To overcome this obstacle, the researchers engineered immunogens on nanoparticles designed to mimic a specific part of gp41. They then vaccinated rhesus macaque monkeys and mice with these immunogens, which successfully elicited responses from the 10E8 B cell precursors. These precursor cells began to produce antibodies showing signs of maturing into bNAbs capable of targeting the hidden gp41 region. Similar responses were noted when using mRNA-encoded nanoparticles in mice. Additionally, the researchers found that these immunogens also produced B cells that could mature into another type of gp41-targeting bNAb known as LN01. Laboratory analyses of human blood samples revealed that precursor cells for 10E8 bNAbs naturally occur in people without HIV and that the immunogens could bind to and isolate these naïve human B cells with 10E8-like characteristics. These observations suggest that the promising results in mice and monkeys could potentially be replicated in humans.
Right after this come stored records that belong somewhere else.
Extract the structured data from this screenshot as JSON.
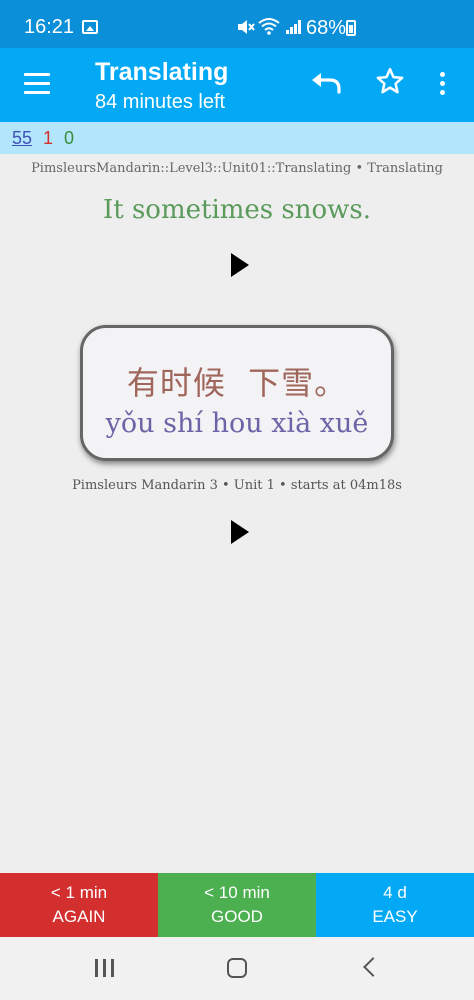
{
  "status_bar": {
    "time": "16:21",
    "battery": "68%"
  },
  "app_bar": {
    "title": "Translating",
    "subtitle": "84 minutes left"
  },
  "counts": {
    "new": "55",
    "learning": "1",
    "review": "0"
  },
  "card": {
    "deck_path": "PimsleursMandarin::Level3::Unit01::Translating • Translating",
    "prompt": "It sometimes snows.",
    "hanzi": "有时候  下雪。",
    "pinyin": "yǒu shí hou xià xuě",
    "source": "Pimsleurs Mandarin 3 • Unit 1 • starts at 04m18s"
  },
  "answer_buttons": [
    {
      "time": "< 1 min",
      "label": "AGAIN",
      "color": "#d32f2f"
    },
    {
      "time": "< 10 min",
      "label": "GOOD",
      "color": "#4caf50"
    },
    {
      "time": "4 d",
      "label": "EASY",
      "color": "#03a9f4"
    }
  ],
  "colors": {
    "status_bar": "#0a8fd8",
    "app_bar": "#03a9f4",
    "counts_bar": "#b3e5fc"
  }
}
The research was carried out by the Scripps Consortium for HIV/AIDS Vaccine Development, with support from the National Institutes of Health's (NIH) National Institute of Allergy and Infectious Diseases (NIAID), the Bill & Melinda Gates Foundation, and other NIH institutes and offices. The researchers indicate that these findings support the development of these immunogens as the initial part of a multi-step vaccine regimen for humans. Their work also supports ongoing research into a germline-targeting strategy designed to prime the immune system to produce a bNAb known as VRC01, which NIAID researchers discovered nearly 15 years ago. The ultimate goal of this research is to develop an HIV vaccine that can generate multiple classes of bNAbs to provide comprehensive protection against HIV.